New Technology Detects Changes in Seniors’ Behavior for Better Caregiving


Technology is evolving to make caregiving easier for the sandwich generation with aging parents. From hearing aids to walkers, all the way up to personal GPS systems that let caregivers detect when an aging parent or Alzheimer sufferer has roamed, technology permits seniors who need a little assistance or monitoring to age-in-place longer and remain independent in the face of diminishing abilities.

According to a recent study published by the American Journal of Public Health and reported here at, 9 million seniors on Medicare have successfully adapted to a disability with the help of assistive technology. This number could increase as technology evolves and, even more importantly, as awareness of available technologies grows.

A new technology scheduled to ship this fall could help even more seniors age-in-place.

Technology Detects Changes in Behavior
CarePredict Tempo is a new wearable sensor that tracks activity and locations of a senior within the home. In much the same way a “smart” thermostat learns how you prefer to program room temperature settings and then mimics that behavior even if you’re not programming it, the CareDirect sensor first learns the senior’s “typical” patterns of behavior.

Then, if there is a deviation from this pattern, the program alerts loved ones or caregivers. This technology is different from current GPS technology, because it monitors the senior rather than the environment and does more than just detect a location or a change in location beyond specified parameters.

Like many personal GPS systems, the sensor is unobtrusive and can be worn on a men’s watch band or a ladies’ bracelet. Four additional room sensors and a communications hub that connects to the cloud complete the kit.

Real-Life Uses
Sattish Movva, founder and CEO of CarePredict and a member of the sandwich generation himself, with three young children (including a set of twins) and two aging parents he cares for, references a recent incident he experienced with his father. “I noted my dad had started shuffling instead of walking because of water retention in his feet, which, if left untreated, would have resulted in an ER visit.”

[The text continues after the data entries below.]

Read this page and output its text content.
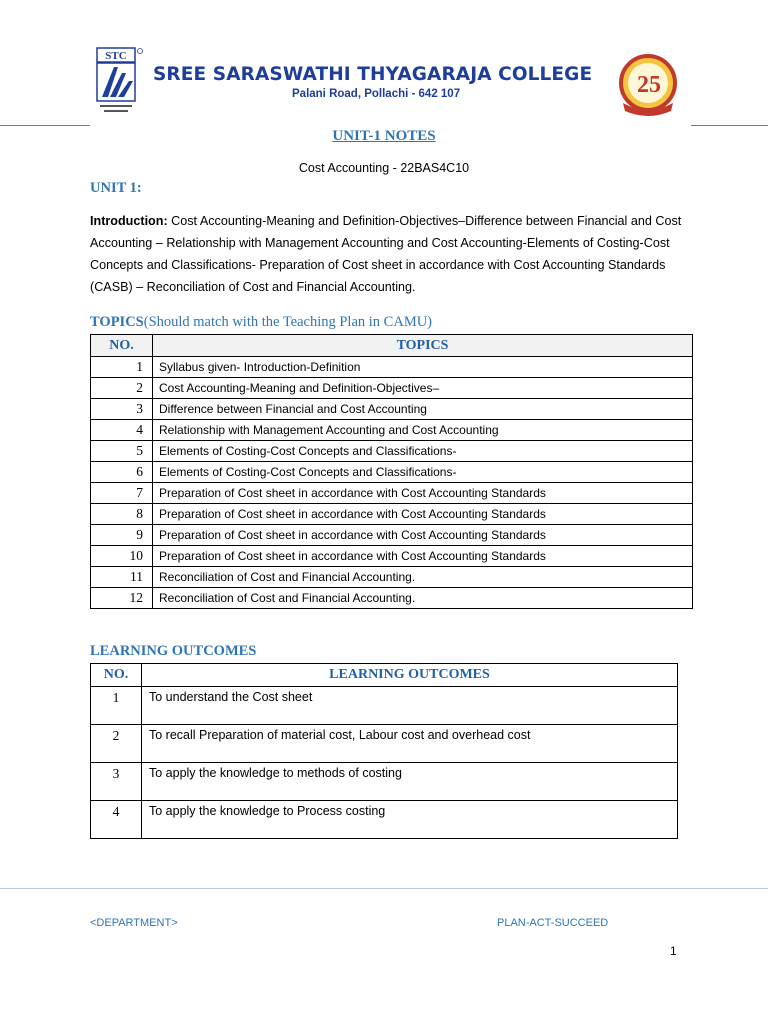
STC
SREE SARASWATHI THYAGARAJA COLLEGE
Palani Road, Pollachi - 642 107	25
UNIT-1 NOTES
Cost Accounting - 22BAS4C10
UNIT 1:
Introduction: Cost Accounting-Meaning and Definition-Objectives–Difference between Financial and Cost Accounting – Relationship with Management Accounting and Cost Accounting-Elements of Costing-Cost Concepts and Classifications- Preparation of Cost sheet in accordance with Cost Accounting Standards (CASB) – Reconciliation of Cost and Financial Accounting.
TOPICS(Should match with the Teaching Plan in CAMU)
NO.	TOPICS
1	Syllabus given- Introduction-Definition
2	Cost Accounting-Meaning and Definition-Objectives–
3	Difference between Financial and Cost Accounting
4	Relationship with Management Accounting and Cost Accounting
5	Elements of Costing-Cost Concepts and Classifications-
6	Elements of Costing-Cost Concepts and Classifications-
7	Preparation of Cost sheet in accordance with Cost Accounting Standards
8	Preparation of Cost sheet in accordance with Cost Accounting Standards
9	Preparation of Cost sheet in accordance with Cost Accounting Standards
10	Preparation of Cost sheet in accordance with Cost Accounting Standards
11	Reconciliation of Cost and Financial Accounting.
12	Reconciliation of Cost and Financial Accounting.
LEARNING OUTCOMES
NO.	LEARNING OUTCOMES
1	To understand the Cost sheet
2	To recall Preparation of material cost, Labour cost and overhead cost
3	To apply the knowledge to methods of costing
4	To apply the knowledge to Process costing
<DEPARTMENT>	PLAN-ACT-SUCCEED
1
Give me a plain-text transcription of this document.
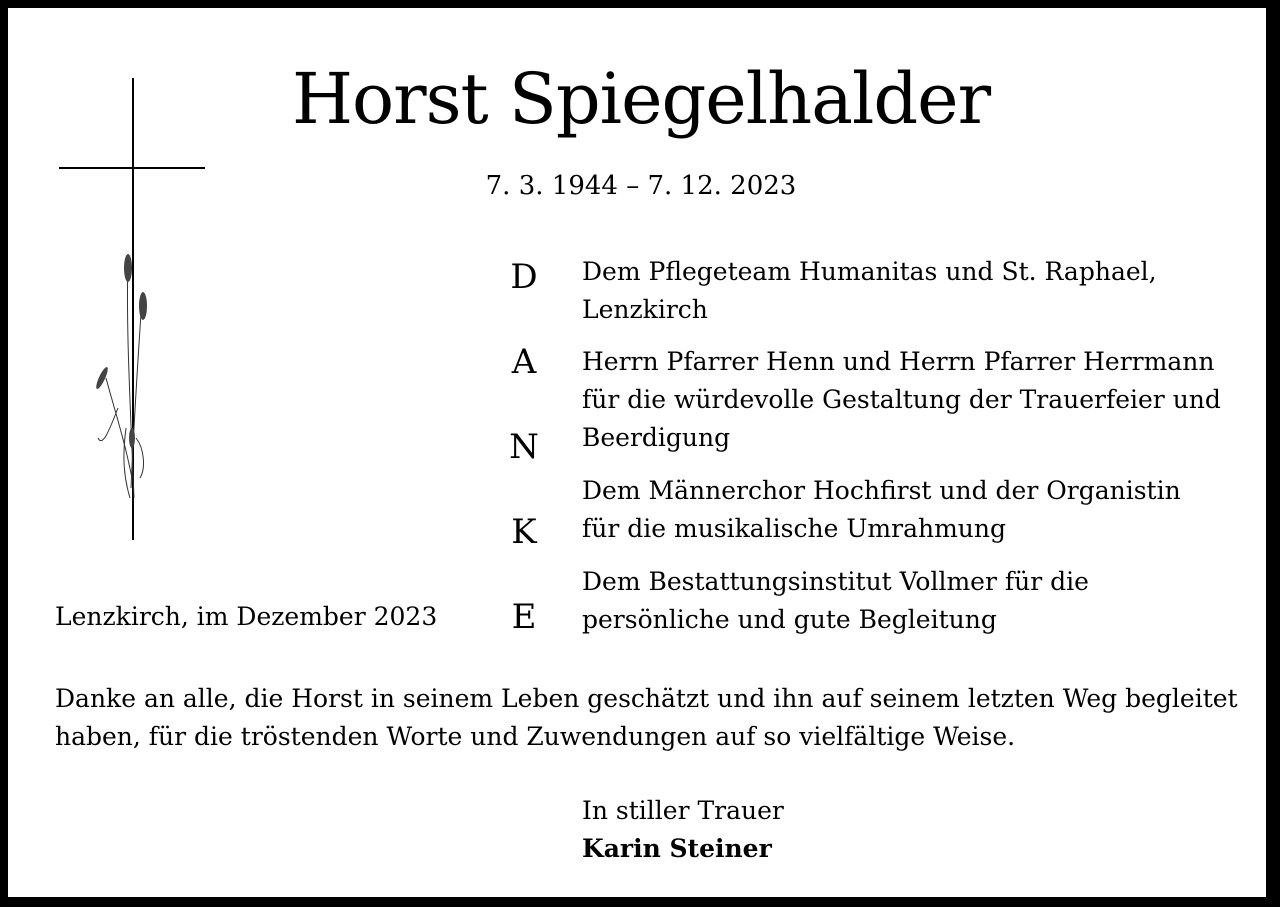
Horst Spiegelhalder
7. 3. 1944 – 7. 12. 2023
D
A
N
K
E
Dem Pflegeteam Humanitas und St. Raphael,
Lenzkirch
Herrn Pfarrer Henn und Herrn Pfarrer Herrmann
für die würdevolle Gestaltung der Trauerfeier und
Beerdigung
Dem Männerchor Hochfirst und der Organistin
für die musikalische Umrahmung
Dem Bestattungsinstitut Vollmer für die
persönliche und gute Begleitung
Lenzkirch, im Dezember 2023
Danke an alle, die Horst in seinem Leben geschätzt und ihn auf seinem letzten Weg begleitet haben, für die tröstenden Worte und Zuwendungen auf so vielfältige Weise.
In stiller Trauer
Karin Steiner
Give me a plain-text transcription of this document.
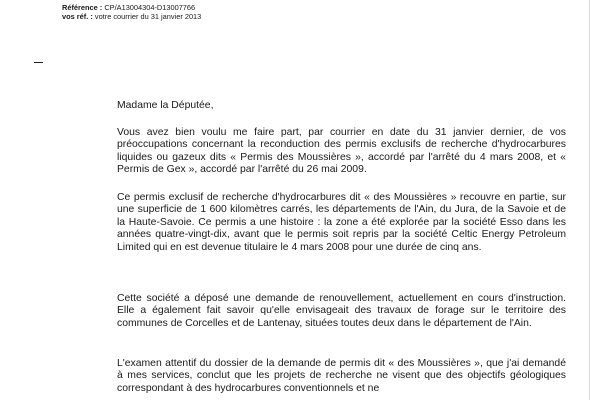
Référence : CP/A13004304-D13007766
vos réf. : votre courrier du 31 janvier 2013

Madame la Députée,

Vous avez bien voulu me faire part, par courrier en date du 31 janvier dernier, de vos préoccupations concernant la reconduction des permis exclusifs de recherche d'hydrocarbures liquides ou gazeux dits « Permis des Moussières », accordé par l'arrêté du 4 mars 2008, et « Permis de Gex », accordé par l'arrêté du 26 mai 2009.

Ce permis exclusif de recherche d'hydrocarbures dit « des Moussières » recouvre en partie, sur une superficie de 1 600 kilomètres carrés, les départements de l'Ain, du Jura, de la Savoie et de la Haute-Savoie. Ce permis a une histoire : la zone a été explorée par la société Esso dans les années quatre-vingt-dix, avant que le permis soit repris par la société Celtic Energy Petroleum Limited qui en est devenue titulaire le 4 mars 2008 pour une durée de cinq ans.

Cette société a déposé une demande de renouvellement, actuellement en cours d'instruction. Elle a également fait savoir qu'elle envisageait des travaux de forage sur le territoire des communes de Corcelles et de Lantenay, situées toutes deux dans le département de l'Ain.

L'examen attentif du dossier de la demande de permis dit « des Moussières », que j'ai demandé à mes services, conclut que les projets de recherche ne visent que des objectifs géologiques correspondant à des hydrocarbures conventionnels et ne
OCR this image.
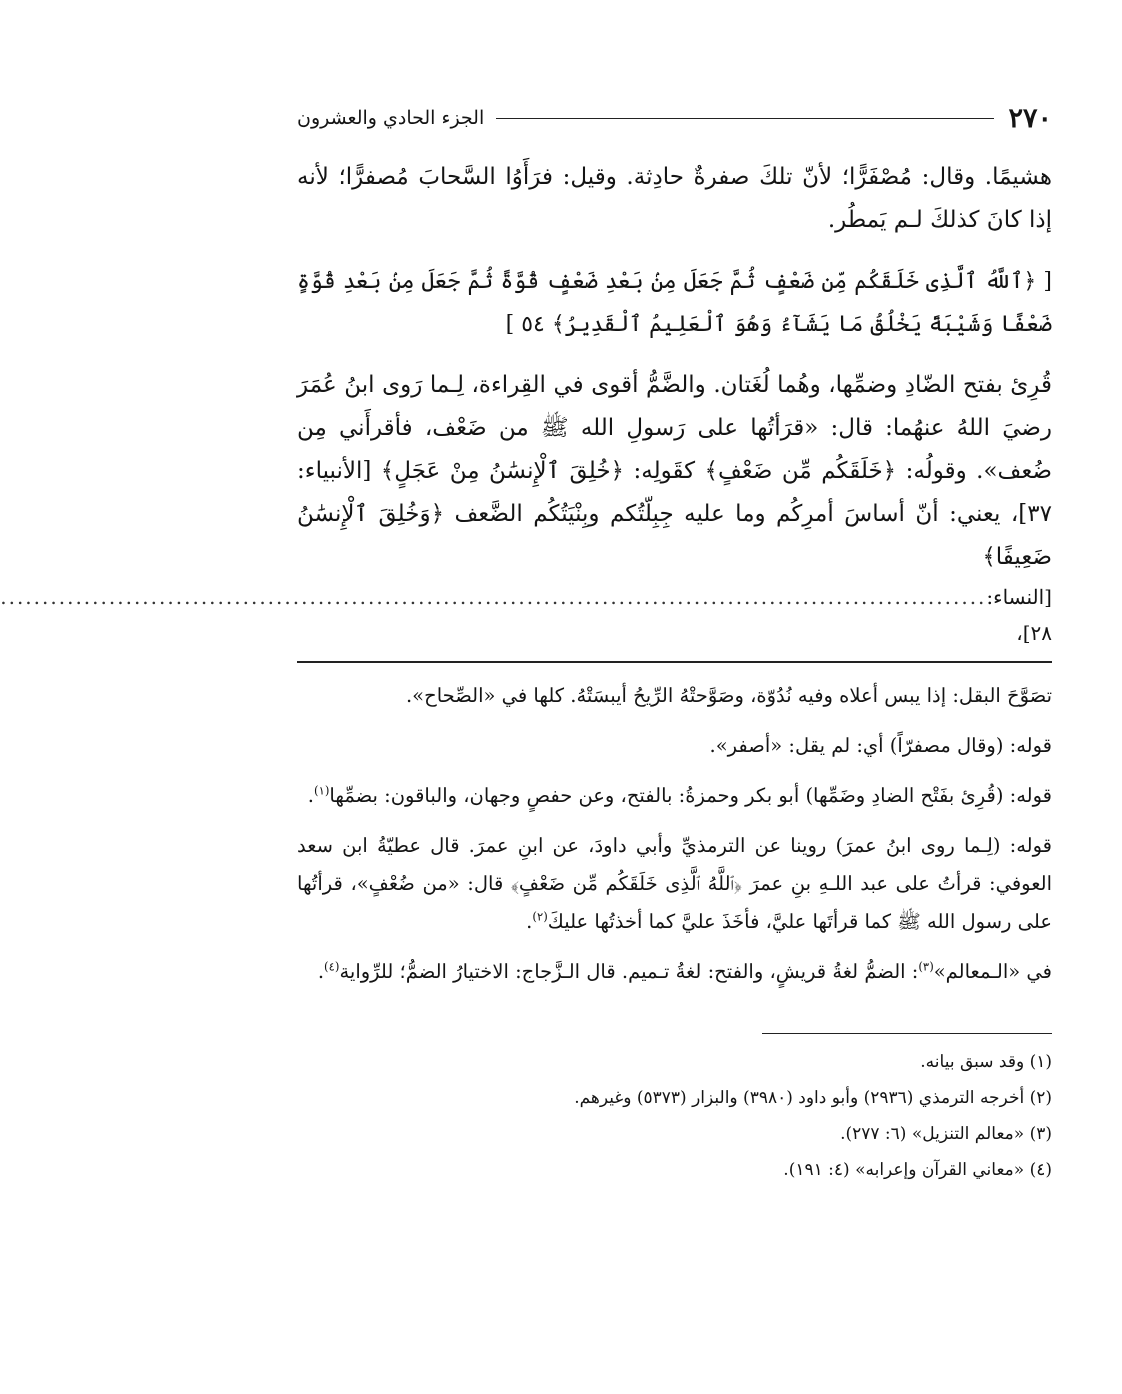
٢٧٠
الجزء الحادي والعشرون

هشيمًا. وقال: مُصْفَرًّا؛ لأنّ تلكَ صفرةٌ حادِثة. وقيل: فرَأَوُا السَّحابَ مُصفرًّا؛ لأنه إذا كانَ كذلكَ لـم يَمطُر.

[ ﴿ٱللَّهُ ٱلَّذِى خَلَقَكُم مِّن ضَعْفٍ ثُمَّ جَعَلَ مِنۢ بَعْدِ ضَعْفٍ قُوَّةً ثُمَّ جَعَلَ مِنۢ بَعْدِ قُوَّةٍ ضَعْفًا وَشَيْبَةً يَخْلُقُ مَا يَشَآءُ وَهُوَ ٱلْعَلِيمُ ٱلْقَدِيرُ﴾ ٥٤ ]

قُرِئ بفتح الضّادِ وضمِّها، وهُما لُغَتان. والضَّمُّ أقوى في القِراءة، لِـما رَوى ابنُ عُمَرَ رضيَ اللهُ عنهُما: قال: «قرَأتُها على رَسولِ الله ﷺ من ضَعْف، فأقرأَني مِن ضُعف». وقولُه: ﴿خَلَقَكُم مِّن ضَعْفٍ﴾ كقَولِه: ﴿خُلِقَ ٱلْإِنسَٰنُ مِنْ عَجَلٍ﴾ [الأنبياء: ٣٧]، يعني: أنّ أساسَ أمرِكُم وما عليه جِبِلّتُكم وبِنْيَتُكُم الضَّعف ﴿وَخُلِقَ ٱلْإِنسَٰنُ ضَعِيفًا﴾

[النساء: ٢٨]،
......................................................................................................................

تصَوَّحَ البقل: إذا يبس أعلاه وفيه نُدُوّة، وصَوَّحتْهُ الرِّيحُ أيبسَتْهُ. كلها في «الصِّحاح».

قوله: (وقال مصفرّاً) أي: لم يقل: «أصفر».

قوله: (قُرِئ بفَتْح الضادِ وضَمِّها) أبو بكر وحمزةُ: بالفتح، وعن حفصٍ وجهان، والباقون: بضمِّها$^{(١)}$.

قوله: (لِـما روى ابنُ عمرَ) روينا عن الترمذيِّ وأبي داودَ، عن ابنِ عمرَ. قال عطيّةُ ابن سعد العوفي: قرأتُ على عبد اللـهِ بنِ عمرَ ﴿ٱللَّهُ ٱلَّذِى خَلَقَكُم مِّن ضَعْفٍ﴾ قال: «من ضُعْفٍ»، قرأتُها على رسول الله ﷺ كما قرأتَها عليَّ، فأخَذَ عليَّ كما أخذتُها عليكَ$^{(٢)}$.

في «الـمعالم»$^{(٣)}$: الضمُّ لغةُ قريشٍ، والفتح: لغةُ تـميم. قال الـزَّجاج: الاختيارُ الضمُّ؛ للرِّواية$^{(٤)}$.

(١) وقد سبق بيانه.

(٢) أخرجه الترمذي (٢٩٣٦) وأبو داود (٣٩٨٠) والبزار (٥٣٧٣) وغيرهم.

(٣) «معالم التنزيل» (٦: ٢٧٧).

(٤) «معاني القرآن وإعرابه» (٤: ١٩١).
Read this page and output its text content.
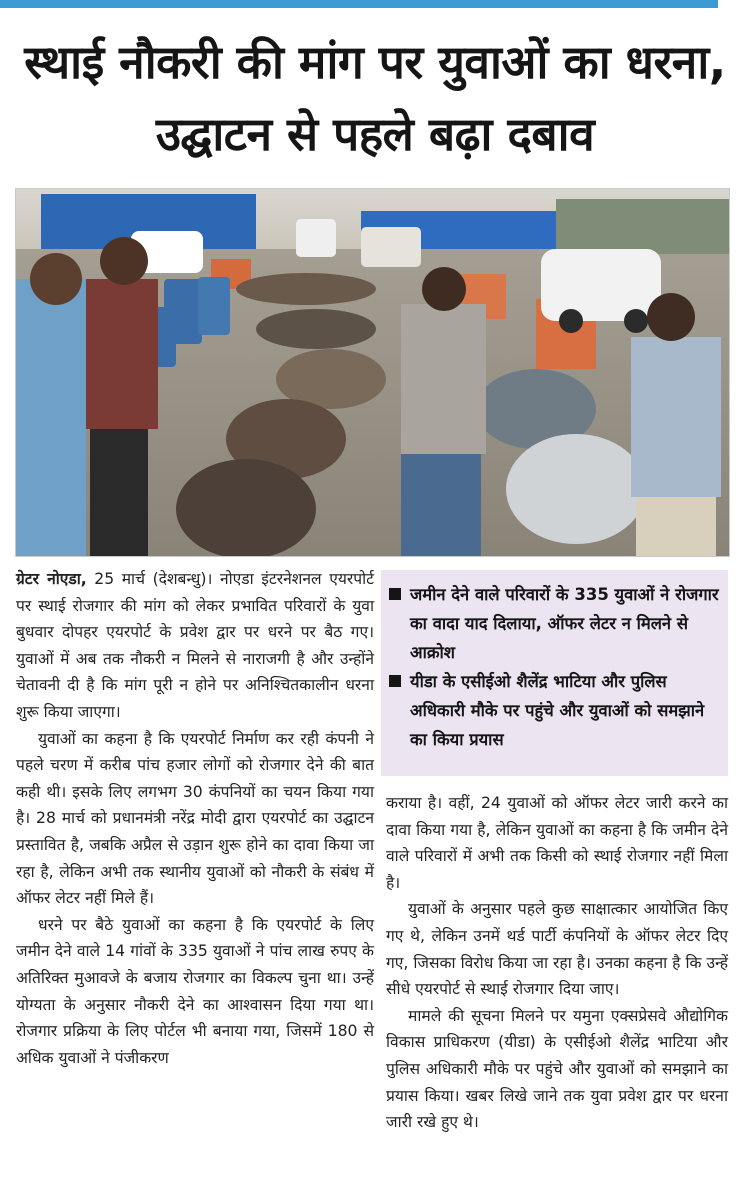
स्थाई नौकरी की मांग पर युवाओं का धरना, उद्घाटन से पहले बढ़ा दबाव

ग्रेटर नोएडा, 25 मार्च (देशबन्धु)। नोएडा इंटरनेशनल एयरपोर्ट पर स्थाई रोजगार की मांग को लेकर प्रभावित परिवारों के युवा बुधवार दोपहर एयरपोर्ट के प्रवेश द्वार पर धरने पर बैठ गए। युवाओं में अब तक नौकरी न मिलने से नाराजगी है और उन्होंने चेतावनी दी है कि मांग पूरी न होने पर अनिश्चितकालीन धरना शुरू किया जाएगा।

युवाओं का कहना है कि एयरपोर्ट निर्माण कर रही कंपनी ने पहले चरण में करीब पांच हजार लोगों को रोजगार देने की बात कही थी। इसके लिए लगभग 30 कंपनियों का चयन किया गया है। 28 मार्च को प्रधानमंत्री नरेंद्र मोदी द्वारा एयरपोर्ट का उद्घाटन प्रस्तावित है, जबकि अप्रैल से उड़ान शुरू होने का दावा किया जा रहा है, लेकिन अभी तक स्थानीय युवाओं को नौकरी के संबंध में ऑफर लेटर नहीं मिले हैं।

धरने पर बैठे युवाओं का कहना है कि एयरपोर्ट के लिए जमीन देने वाले 14 गांवों के 335 युवाओं ने पांच लाख रुपए के अतिरिक्त मुआवजे के बजाय रोजगार का विकल्प चुना था। उन्हें योग्यता के अनुसार नौकरी देने का आश्वासन दिया गया था। रोजगार प्रक्रिया के लिए पोर्टल भी बनाया गया, जिसमें 180 से अधिक युवाओं ने पंजीकरण

जमीन देने वाले परिवारों के 335 युवाओं ने रोजगार का वादा याद दिलाया, ऑफर लेटर न मिलने से आक्रोश
यीडा के एसीईओ शैलेंद्र भाटिया और पुलिस अधिकारी मौके पर पहुंचे और युवाओं को समझाने का किया प्रयास

कराया है। वहीं, 24 युवाओं को ऑफर लेटर जारी करने का दावा किया गया है, लेकिन युवाओं का कहना है कि जमीन देने वाले परिवारों में अभी तक किसी को स्थाई रोजगार नहीं मिला है।

युवाओं के अनुसार पहले कुछ साक्षात्कार आयोजित किए गए थे, लेकिन उनमें थर्ड पार्टी कंपनियों के ऑफर लेटर दिए गए, जिसका विरोध किया जा रहा है। उनका कहना है कि उन्हें सीधे एयरपोर्ट से स्थाई रोजगार दिया जाए।

मामले की सूचना मिलने पर यमुना एक्सप्रेसवे औद्योगिक विकास प्राधिकरण (यीडा) के एसीईओ शैलेंद्र भाटिया और पुलिस अधिकारी मौके पर पहुंचे और युवाओं को समझाने का प्रयास किया। खबर लिखे जाने तक युवा प्रवेश द्वार पर धरना जारी रखे हुए थे।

Movva was lucky that he noticed the change in behavior during a routine visit but, with CarePredict Tempo, he would have been alerted even sooner in order to get his dad the treatment he needed.

“As part of the sandwich generation we try to find a balance between competing demands on our time: work, taking care of parents and taking care of children among others,” Movva says. He points out that time spent on one activity, say, taking a parent to the hospital in an emergency situation, must come from some place else, perhaps time spent working or at a sports competition for a child. In a sense, technology like CareDirect Tempo helps caregivers be in two places at once, or at least be able to monitor an aging parent while you’re at work or at the park with your children.

Technology, of course, should not replace personal visits and one-on-one care, but can make seniors feel more secure and comfortable when they are left alone, and can provide them with greater independence. Both seniors and their caregivers can enjoy a peace-of-mind they may not achieve without monitoring through technology.